Смерть Альенде по-прежнему оставалась щекотливым вопросом, как продемонстрировало возмущение Кордобы Мояно: оно показало мне, чего ожидать, если я начну серьезное расследование. Феликс спросил, где мой pudor. Это испанское слово сложно перевести: оно включает в себя скромность, осмотрительность, стыдливость, робость. Взгляд Феликса говорил, что мне следовало бы проявить воспитанность: я нарушил некое негласное правило цивилизованного поведения, осквернил святыню, к которой нельзя прикасаться.
Не будет ли это чувство возникать всякий раз, как я стану задавать вопросы о смерти Альенде? Не сочтут ли, что я вторгаюсь в личную зону Альенде и тех, кто все эти годы предпочитал не думать о его смерти?
Я, как и другие члены Сопротивления, привык к удобным и простым ответам. Злодеи там, хорошие люди тут: ясные, хорошо освещенные тропинки через тьму, никаких неопределенностей. Действительно ли я готов броситься в ураган загадки, связанной с кончиной моего героя, готов ли к неудобным вопросам, которые придется поднимать, и еще более неудобным ответам, которые могут обнаружиться в ходе моего расследования?
В этот момент – километра за полтора до аэропорта «Ла-Гуардиа» – лимузин постепенно затормозил. Обычная пробка, такое чувство, что ты застрял непонятно где, сплошные машины впереди, сплошные машины сзади, никакого выхода. Над нами пролетел самолет – рискованно низко, словно вот-вот рухнет. Вибрация сотрясала машину и мое тело, усиливая это вязкое беспокойство. А потом я вдруг успокоился: еще несколько часов, и я полечу домой, где Анхелика будет ждать моего рассказа, а я буду ждать ее советов… И в этом затишье я вдруг понял, что «смятение» – это не то слово, каким надо описать мои чувства.
Правильным словом был страх.
5
– А тебе правда хотелось бы?
Этот вопрос Анхелика задала мне по телефону перед тем, как мне сесть на самолет обратно в Дарем, – задала, как только закончила вытягивать из меня все подробности моего визита в пентхаус Орты. «Тебе правда хотелось бы?» – спросила Анхелика, немедленно выделив главное – тот самый вопрос, которого я старался не коснуться с того момента, как Орта сделал мне свое предложение, – старался не касаться у него в туалете, в той галерее деревьев и самоубийств и во всех последующих разговорах: с ним, с Пилар, с Феликсом Кордобой Мояно… Я запихивал его в самый дальний угол в самом дальнем шкафу моего сознания – то, что не позволяло мне принять предложение столь очевидно выгодное.

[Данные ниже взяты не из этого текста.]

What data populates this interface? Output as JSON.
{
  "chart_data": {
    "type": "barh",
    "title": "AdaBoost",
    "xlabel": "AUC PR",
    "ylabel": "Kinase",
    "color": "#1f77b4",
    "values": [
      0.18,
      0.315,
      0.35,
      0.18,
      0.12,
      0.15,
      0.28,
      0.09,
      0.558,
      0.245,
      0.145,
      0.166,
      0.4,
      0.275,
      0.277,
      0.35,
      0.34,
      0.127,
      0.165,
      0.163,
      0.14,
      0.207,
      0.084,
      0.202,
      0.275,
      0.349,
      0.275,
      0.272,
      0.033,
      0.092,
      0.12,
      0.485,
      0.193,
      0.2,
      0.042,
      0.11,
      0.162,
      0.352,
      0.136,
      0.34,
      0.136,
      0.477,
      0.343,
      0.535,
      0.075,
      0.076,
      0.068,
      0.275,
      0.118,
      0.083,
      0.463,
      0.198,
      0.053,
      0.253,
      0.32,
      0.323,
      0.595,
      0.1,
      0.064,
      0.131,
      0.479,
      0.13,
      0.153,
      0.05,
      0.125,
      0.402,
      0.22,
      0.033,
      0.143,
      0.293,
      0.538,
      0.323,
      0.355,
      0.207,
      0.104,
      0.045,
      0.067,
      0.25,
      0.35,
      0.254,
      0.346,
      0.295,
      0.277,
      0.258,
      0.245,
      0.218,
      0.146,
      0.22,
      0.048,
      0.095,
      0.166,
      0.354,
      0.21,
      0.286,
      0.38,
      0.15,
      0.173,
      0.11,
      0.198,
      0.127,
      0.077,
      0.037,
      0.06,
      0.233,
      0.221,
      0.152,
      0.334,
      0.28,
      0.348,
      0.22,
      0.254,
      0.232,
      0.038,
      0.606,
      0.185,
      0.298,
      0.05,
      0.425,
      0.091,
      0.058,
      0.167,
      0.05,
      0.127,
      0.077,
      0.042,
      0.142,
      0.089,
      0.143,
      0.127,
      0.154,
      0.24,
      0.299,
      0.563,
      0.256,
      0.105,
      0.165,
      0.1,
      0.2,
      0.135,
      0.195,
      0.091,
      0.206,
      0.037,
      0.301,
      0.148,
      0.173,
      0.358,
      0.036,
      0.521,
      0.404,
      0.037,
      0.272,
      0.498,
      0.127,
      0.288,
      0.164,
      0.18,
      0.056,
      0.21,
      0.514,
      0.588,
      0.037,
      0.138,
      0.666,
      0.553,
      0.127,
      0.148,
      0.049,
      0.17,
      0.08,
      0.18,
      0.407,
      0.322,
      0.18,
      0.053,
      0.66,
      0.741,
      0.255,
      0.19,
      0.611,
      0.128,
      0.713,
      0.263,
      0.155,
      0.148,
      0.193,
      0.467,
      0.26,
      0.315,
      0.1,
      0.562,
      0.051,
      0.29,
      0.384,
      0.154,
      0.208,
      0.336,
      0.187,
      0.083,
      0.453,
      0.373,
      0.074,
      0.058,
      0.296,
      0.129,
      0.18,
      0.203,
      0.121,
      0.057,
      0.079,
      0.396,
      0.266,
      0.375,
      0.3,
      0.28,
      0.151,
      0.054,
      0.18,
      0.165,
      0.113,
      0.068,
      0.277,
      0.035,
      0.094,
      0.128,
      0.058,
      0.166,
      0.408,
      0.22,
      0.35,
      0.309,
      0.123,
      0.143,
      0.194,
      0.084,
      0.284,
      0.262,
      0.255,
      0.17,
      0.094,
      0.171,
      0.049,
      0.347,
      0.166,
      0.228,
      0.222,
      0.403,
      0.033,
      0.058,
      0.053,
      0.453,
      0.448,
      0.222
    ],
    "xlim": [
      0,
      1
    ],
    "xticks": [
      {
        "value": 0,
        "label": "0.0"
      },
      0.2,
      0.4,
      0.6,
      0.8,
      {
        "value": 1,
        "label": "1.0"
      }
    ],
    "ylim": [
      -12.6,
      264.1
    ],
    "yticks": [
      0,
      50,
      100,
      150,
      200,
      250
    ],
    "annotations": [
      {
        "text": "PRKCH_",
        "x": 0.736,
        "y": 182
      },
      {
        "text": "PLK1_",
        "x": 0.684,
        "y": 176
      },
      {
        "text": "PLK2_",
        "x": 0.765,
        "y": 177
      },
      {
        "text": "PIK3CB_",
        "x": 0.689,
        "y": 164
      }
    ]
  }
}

Хотелось бы мне… что? Что именно я так боюсь разворошить, о чем Анхелика не хочет ясно сказать, чтобы я это сформулировал сам?
Я так и не смирился с тем, что меня не было в «Ла Монеде» в день гибели Альенде: это было особенно больно из-за того, что мне полагалось дежурить там в ночь с 10 на 11 сентября до рассвета. Как один из советников начальника штаба Альенде, я чередовал ночные дежурства в «Ла Монеде» с другими адъютантами, чтобы сообщить президенту о каких-либо серьезных военных маневрах. Так что это именно я должен был получить звонок о том, что морские пехотинцы высадились в Вальпараисо, что войска направляются к Сантьяго.
Помешало мое желание повторить прошлое. Вспоминая то время, когда отец привел меня в здание ООН в Нью-Йорке, чтобы показать кабинет, откуда он рассылал обзоры, которые должны были помочь слаборазвитым странам выкарабкаться из нищеты, мне захотелось показать Родриго место, где творят историю – именно в нашей несчастной стране, – то место, где я был готов (по крайней мере, так я утверждал) стоять насмерть, защищая наше право больше не быть бедными. Так что если бы со мной что-то случилось, если бы мой сын лишился отца в приближающиеся гибельные дни, он смог бы вспомнить причину, сказать «я там был, видел коридоры, по которым ходил Альенде, где он думал и мечтал о лучшей земле для всех».